General high-order localized waves to the Bogoyavlenskii-Kadomtsev-Petviashvili equation

In this work, the Bogoyavlenskii-Kadomtsev-Petviashvili equation is investigated. By means of the Hirota bilinear system and Pfaffian, we demonstrate that the Bogoyavlenskii-Kadomtsev-Petviashvili equation has the Grammian determinant solution. On the basis of the Grammian determinant solution, we derive a class of exponentially localized wave solutions. It is shown that the exponentially localized wave solutions describe the fission and fusion phenomena between kink-type soliton and breather-type soliton. Further, general high-order localized waves consisting of kink-type, lump-type and breather-type solitons are derived by means of the general differential operators.
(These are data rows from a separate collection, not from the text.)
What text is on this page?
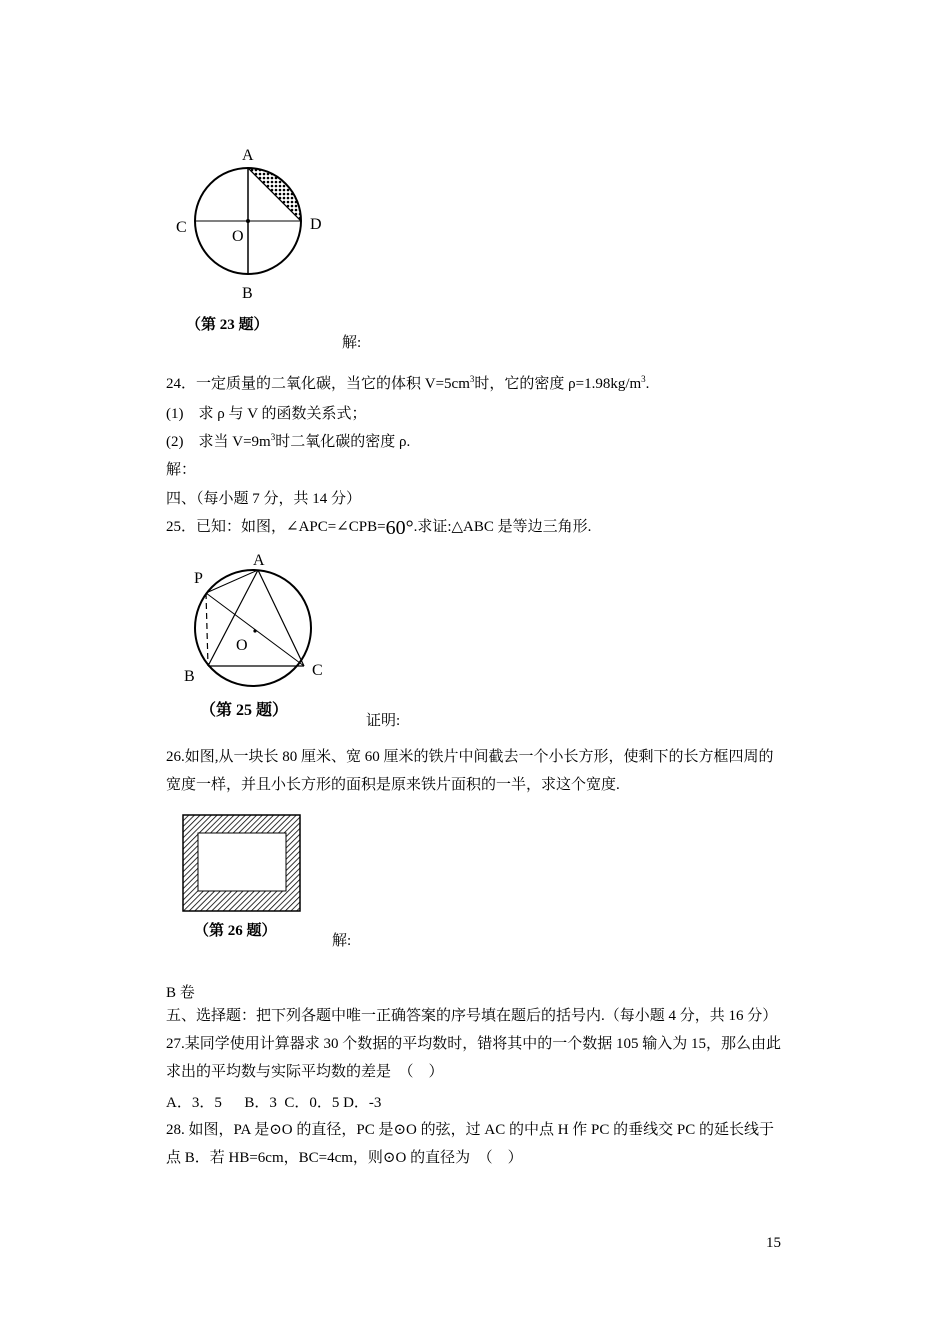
A
B
C	D
O
（第 23 题）
解:
24．一定质量的二氧化碳，当它的体积 $V=5cm^3$时，它的密度 $\rho=1.98kg/m^3$.
(1)　求 ρ 与 V 的函数关系式；
(2)　求当 $V=9m^3$时二氧化碳的密度 ρ.
解：
四、（每小题 7 分，共 14 分）
25．已知：如图，∠APC=∠CPB=60°.求证:△ABC 是等边三角形.
A
P
O
B	C
（第 25 题）
证明:
26.如图,从一块长 80 厘米、宽 60 厘米的铁片中间截去一个小长方形，使剩下的长方框四周的宽度一样，并且小长方形的面积是原来铁片面积的一半，求这个宽度.
（第 26 题）
解:
B 卷
五、选择题：把下列各题中唯一正确答案的序号填在题后的括号内.（每小题 4 分，共 16 分）27.某同学使用计算器求 30 个数据的平均数时，错将其中的一个数据 105 输入为 15，那么由此求出的平均数与实际平均数的差是　（　）
A．3．5　  B．3  C．0．5 D．-3
28. 如图，PA 是⊙O 的直径，PC 是⊙O 的弦，过 AC 的中点 H 作 PC 的垂线交 PC 的延长线于点 B．若 HB=6cm，BC=4cm，则⊙O 的直径为　（　）
15
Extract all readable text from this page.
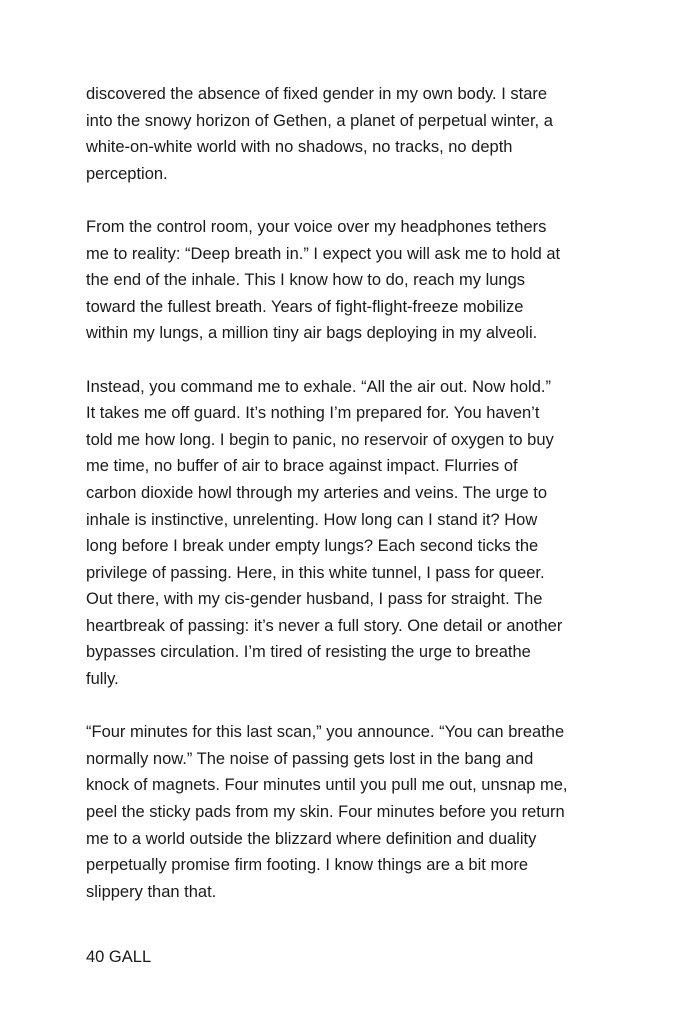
discovered the absence of fixed gender in my own body. I stare
into the snowy horizon of Gethen, a planet of perpetual winter, a
white-on-white world with no shadows, no tracks, no depth
perception.

From the control room, your voice over my headphones tethers
me to reality: “Deep breath in.” I expect you will ask me to hold at
the end of the inhale. This I know how to do, reach my lungs
toward the fullest breath. Years of fight-flight-freeze mobilize
within my lungs, a million tiny air bags deploying in my alveoli.

Instead, you command me to exhale. “All the air out. Now hold.”
It takes me off guard. It’s nothing I’m prepared for. You haven’t
told me how long. I begin to panic, no reservoir of oxygen to buy
me time, no buffer of air to brace against impact. Flurries of
carbon dioxide howl through my arteries and veins. The urge to
inhale is instinctive, unrelenting. How long can I stand it? How
long before I break under empty lungs? Each second ticks the
privilege of passing. Here, in this white tunnel, I pass for queer.
Out there, with my cis-gender husband, I pass for straight. The
heartbreak of passing: it’s never a full story. One detail or another
bypasses circulation. I’m tired of resisting the urge to breathe
fully.

“Four minutes for this last scan,” you announce. “You can breathe
normally now.” The noise of passing gets lost in the bang and
knock of magnets. Four minutes until you pull me out, unsnap me,
peel the sticky pads from my skin. Four minutes before you return
me to a world outside the blizzard where definition and duality
perpetually promise firm footing. I know things are a bit more
slippery than that.

40 GALL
These general high-order localized waves contain more plentiful dynamical behaviors. It is shown that the mixture of multiple wave solutions exhibit the fission and fusion phenomena among kink-type, lump-type and breather-type solitons. In addition, by choosing appropriate parameters, we construct general high-order lump-type soliton solutions. The results show that high-order lump-type solitons propagate with the variable speed on the curves. After collision, the lump-type solitons do not pass through each other, but rather are reflected back. The propagation paths of the lump-type solitons are changed completely.